Jeff Bowden’s playbook for sale. Opening bid: $550,000 from user exasperatedboosternfla.

Two things:

1. Don’t even try to purchase wemustignitethiscoach.com, because if you do our lawyaz iz strong and multifarious, yo.

2. Ebay actually does destroy coaches. Especially when they’re shopping for other coaches’ playbooks in a last-ditch attempt to properly call a game. In the middle of a game. (HT: Jeremy, WATB.)
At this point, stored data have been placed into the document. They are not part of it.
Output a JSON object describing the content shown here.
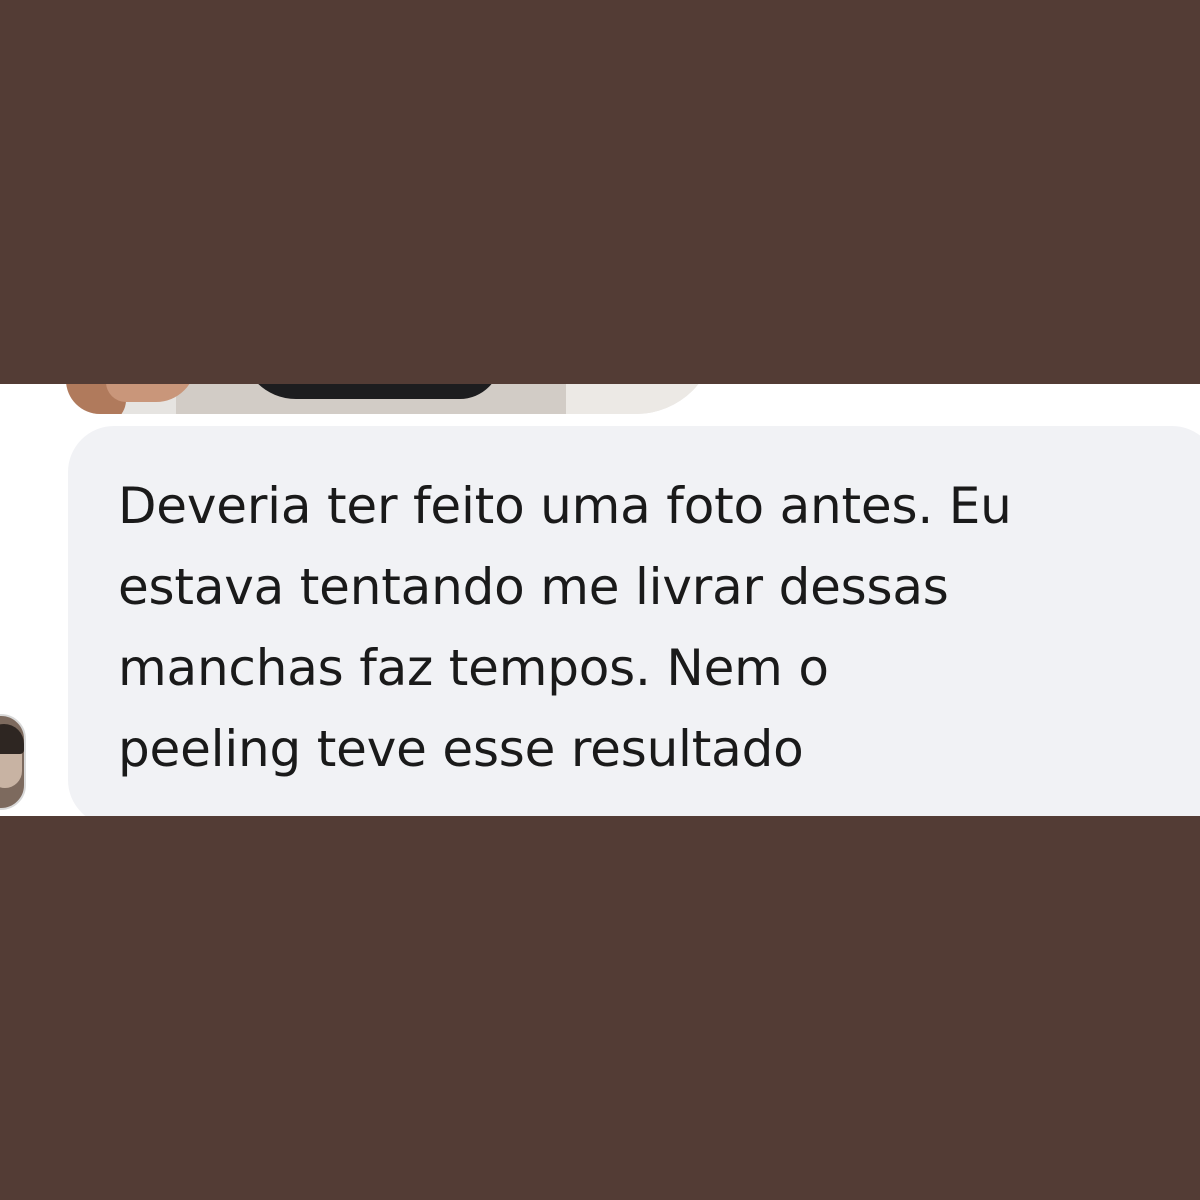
{
  "message": {
    "lines": [
      "Deveria ter feito uma foto antes. Eu",
      "estava tentando me livrar dessas",
      "manchas faz tempos. Nem o",
      "peeling teve esse resultado"
    ]
  },
  "colors": {
    "background": "#533c35",
    "chat_background": "#ffffff",
    "bubble": "#f1f2f5",
    "text": "#1a1a1a"
  }
}
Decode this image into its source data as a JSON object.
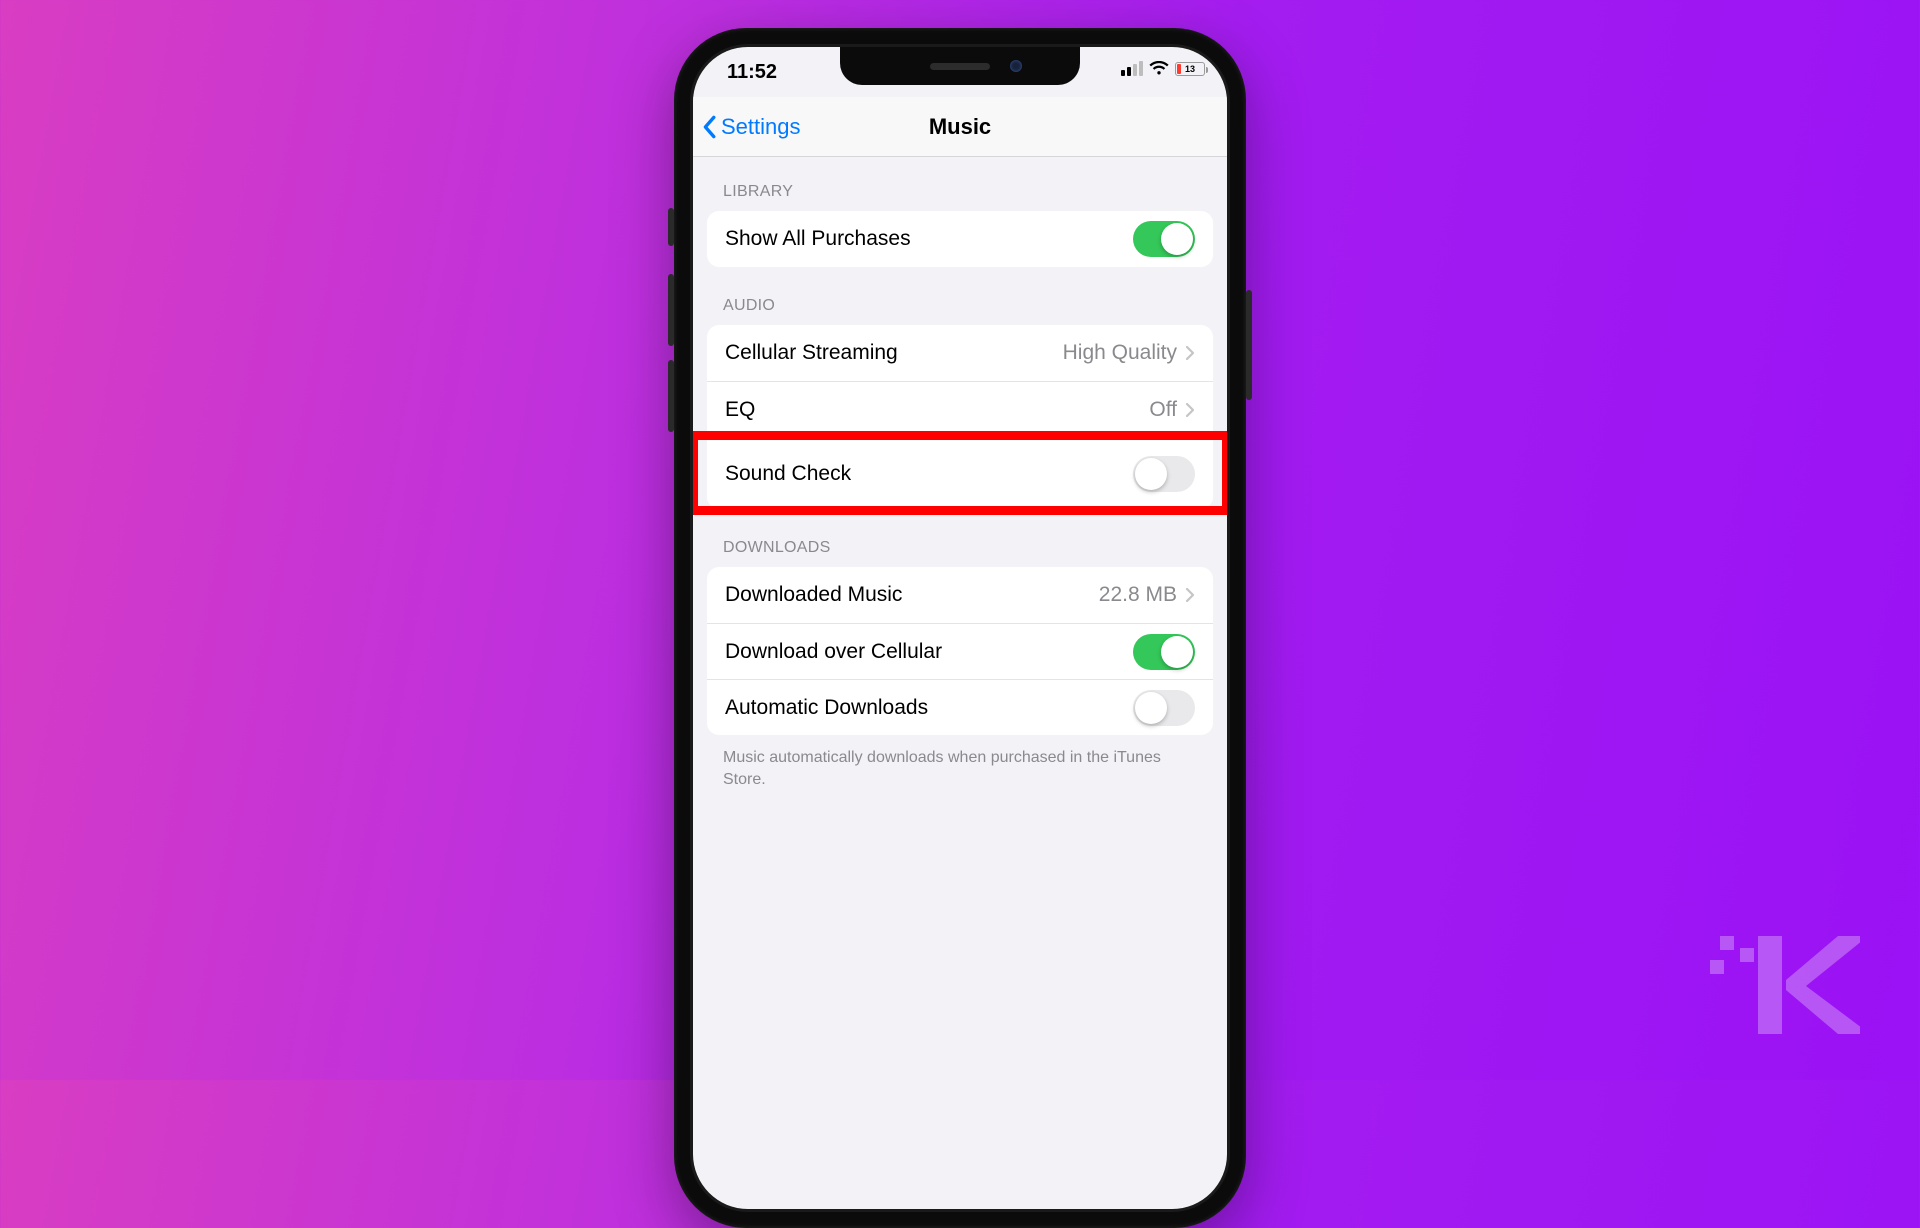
{
  "status": {
    "time": "11:52",
    "battery_percent": "13"
  },
  "nav": {
    "back_label": "Settings",
    "title": "Music"
  },
  "sections": {
    "library": {
      "header": "LIBRARY",
      "show_all_purchases": {
        "label": "Show All Purchases",
        "on": true
      }
    },
    "audio": {
      "header": "AUDIO",
      "cellular_streaming": {
        "label": "Cellular Streaming",
        "value": "High Quality"
      },
      "eq": {
        "label": "EQ",
        "value": "Off"
      },
      "sound_check": {
        "label": "Sound Check",
        "on": false,
        "highlighted": true
      }
    },
    "downloads": {
      "header": "DOWNLOADS",
      "downloaded_music": {
        "label": "Downloaded Music",
        "value": "22.8 MB"
      },
      "download_over_cellular": {
        "label": "Download over Cellular",
        "on": true
      },
      "automatic_downloads": {
        "label": "Automatic Downloads",
        "on": false
      },
      "footer": "Music automatically downloads when purchased in the iTunes Store."
    }
  },
  "colors": {
    "ios_blue": "#007aff",
    "ios_green": "#34c759",
    "highlight_red": "#ff0000",
    "bg_gradient_from": "#d83dc2",
    "bg_gradient_to": "#9a12f5"
  }
}
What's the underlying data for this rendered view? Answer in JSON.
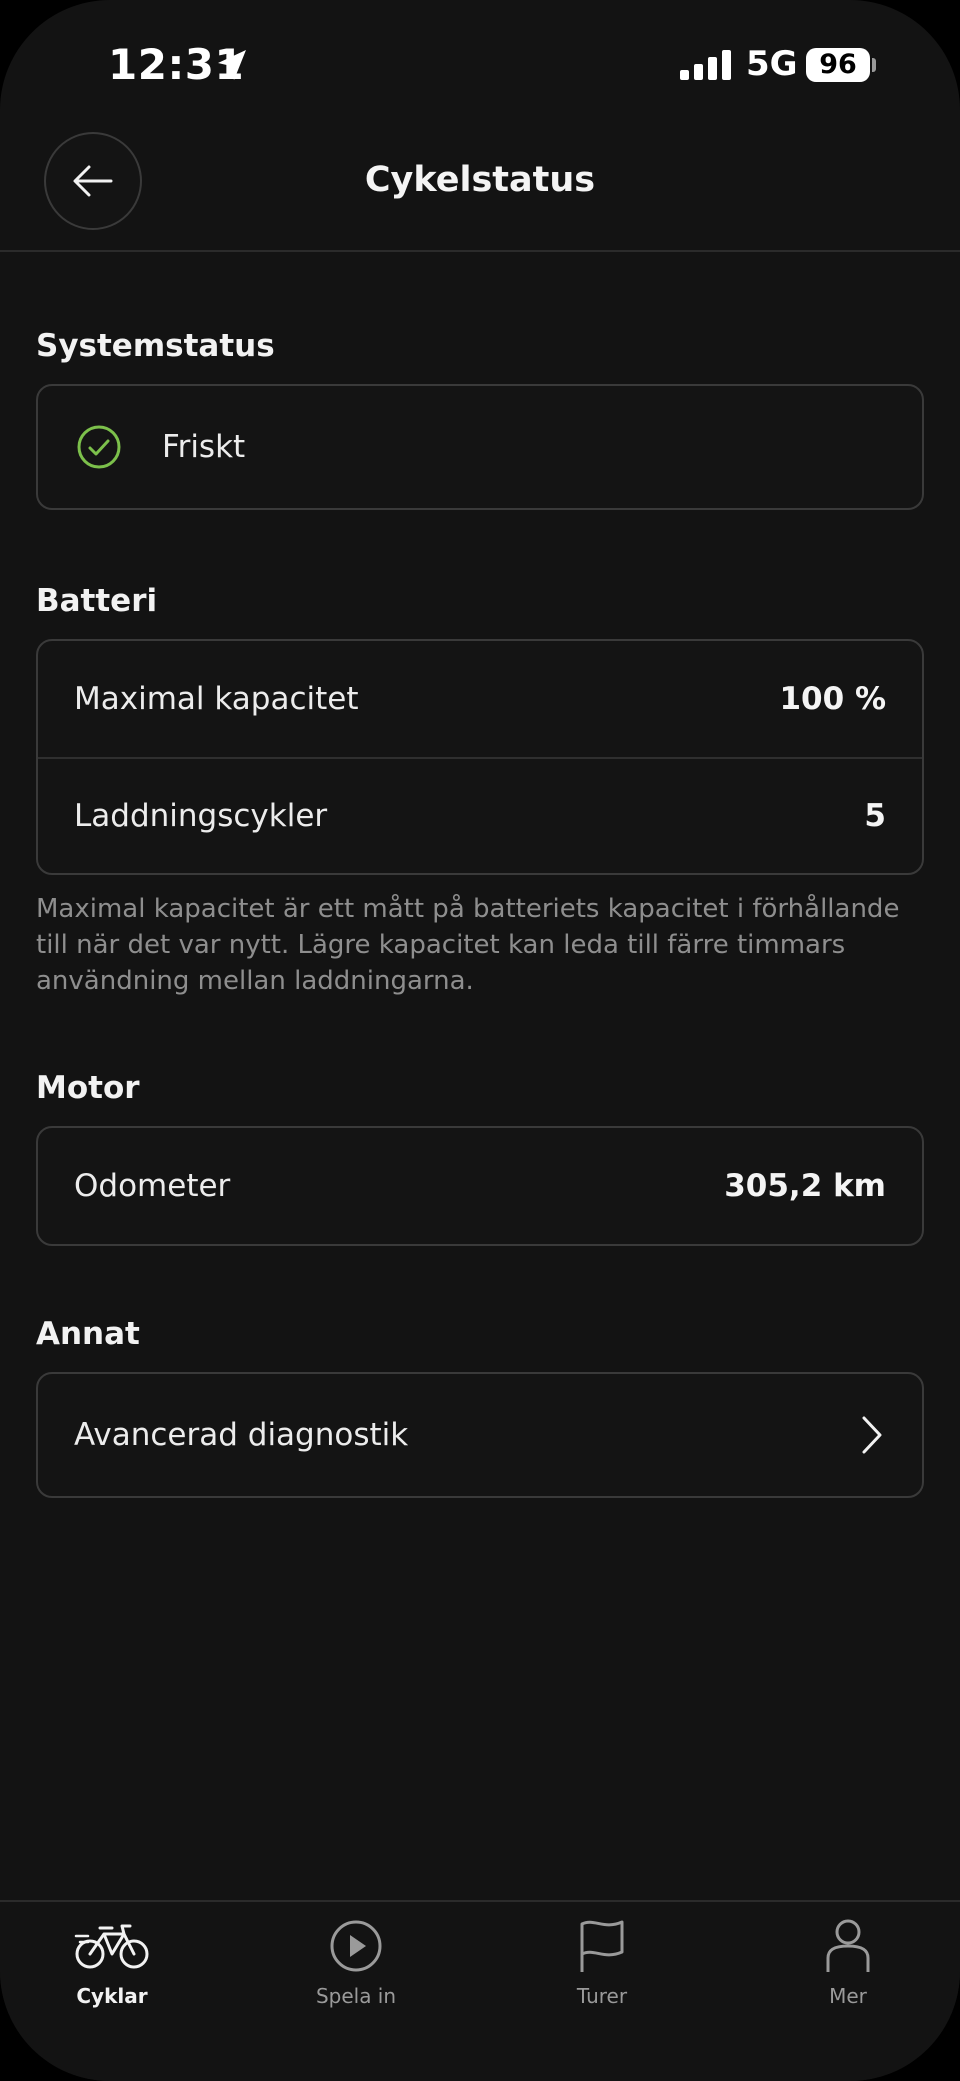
{
  "status_bar": {
    "time": "12:31",
    "network": "5G",
    "battery": "96"
  },
  "header": {
    "title": "Cykelstatus"
  },
  "system": {
    "label": "Systemstatus",
    "status": "Friskt"
  },
  "battery_section": {
    "label": "Batteri",
    "rows": [
      {
        "label": "Maximal kapacitet",
        "value": "100 %"
      },
      {
        "label": "Laddningscykler",
        "value": "5"
      }
    ],
    "note": "Maximal kapacitet är ett mått på batteriets kapacitet i förhållande till när det var nytt. Lägre kapacitet kan leda till färre timmars användning mellan laddningarna."
  },
  "motor": {
    "label": "Motor",
    "rows": [
      {
        "label": "Odometer",
        "value": "305,2 km"
      }
    ]
  },
  "other": {
    "label": "Annat",
    "rows": [
      {
        "label": "Avancerad diagnostik"
      }
    ]
  },
  "tabs": [
    {
      "label": "Cyklar",
      "icon": "bike-icon",
      "active": true
    },
    {
      "label": "Spela in",
      "icon": "play-icon"
    },
    {
      "label": "Turer",
      "icon": "flag-icon"
    },
    {
      "label": "Mer",
      "icon": "person-icon"
    }
  ],
  "colors": {
    "background": "#131313",
    "accent_green": "#7cc04b",
    "border": "#3a3a3a"
  }
}
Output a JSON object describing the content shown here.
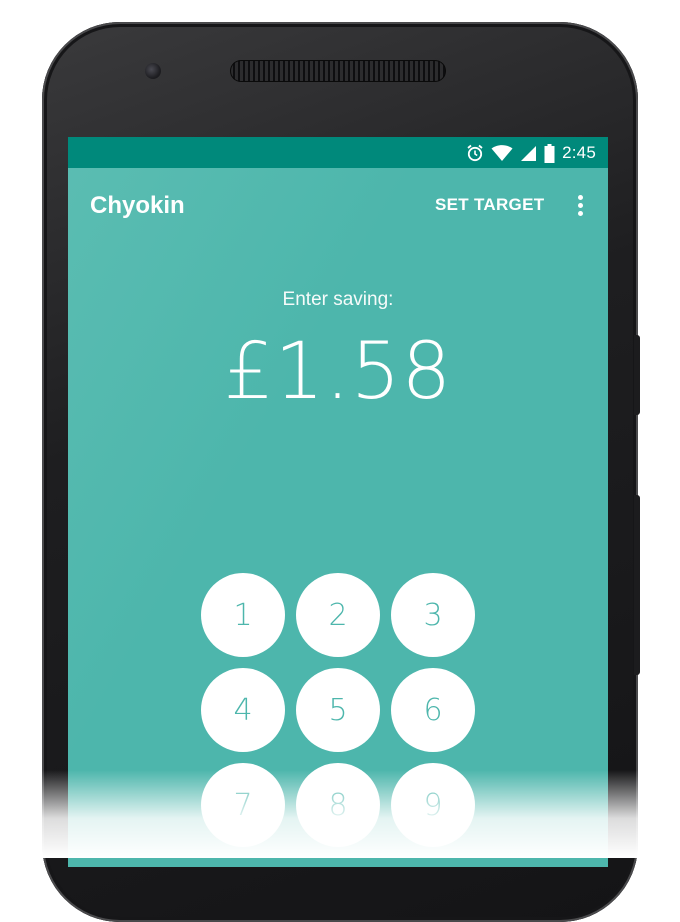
{
  "status_bar": {
    "time": "2:45",
    "icons": [
      "alarm-icon",
      "wifi-icon",
      "cell-signal-icon",
      "battery-icon"
    ]
  },
  "app_bar": {
    "title": "Chyokin",
    "action_label": "SET TARGET",
    "overflow_icon": "more-vert-icon"
  },
  "saving": {
    "prompt": "Enter saving:",
    "amount": "£1.58"
  },
  "keypad": {
    "keys": [
      "1",
      "2",
      "3",
      "4",
      "5",
      "6",
      "7",
      "8",
      "9"
    ]
  },
  "colors": {
    "primary": "#4db6ac",
    "primary_dark": "#00897b",
    "key_background": "#ffffff",
    "key_text": "#4db6ac"
  }
}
3. Bowden’s actually pissed because Jeff totally got this notice about a real live confederate army vintage flintlock musket he was trying to buy that said he needed to give EBay his credit card information and then OMG! some huge charges on Dad’s Visa at a jewelry shop in Istanbul showed up so Dad had to spend like six hours on the phone straightening the whole thing out and that made him so tired that Jeff had to go put him to bed which sucked because then Jeff missed the episode of JAG he’d been waiting to see on USA. That TiVo think is wayyyy too complex to mess with, in Jeff’s opinion.


Stranko, is this where we put cheesecake? This is what happens when you have instant access to porn–you just go right to it and bypass cheesecake! And thus lose all cheesecake skills! DAMN YOU INTERNETS!!!
(This is Catherine Bell of JAG, who keeps Jeffy coming back for military courtroom drama with her Farsi skills.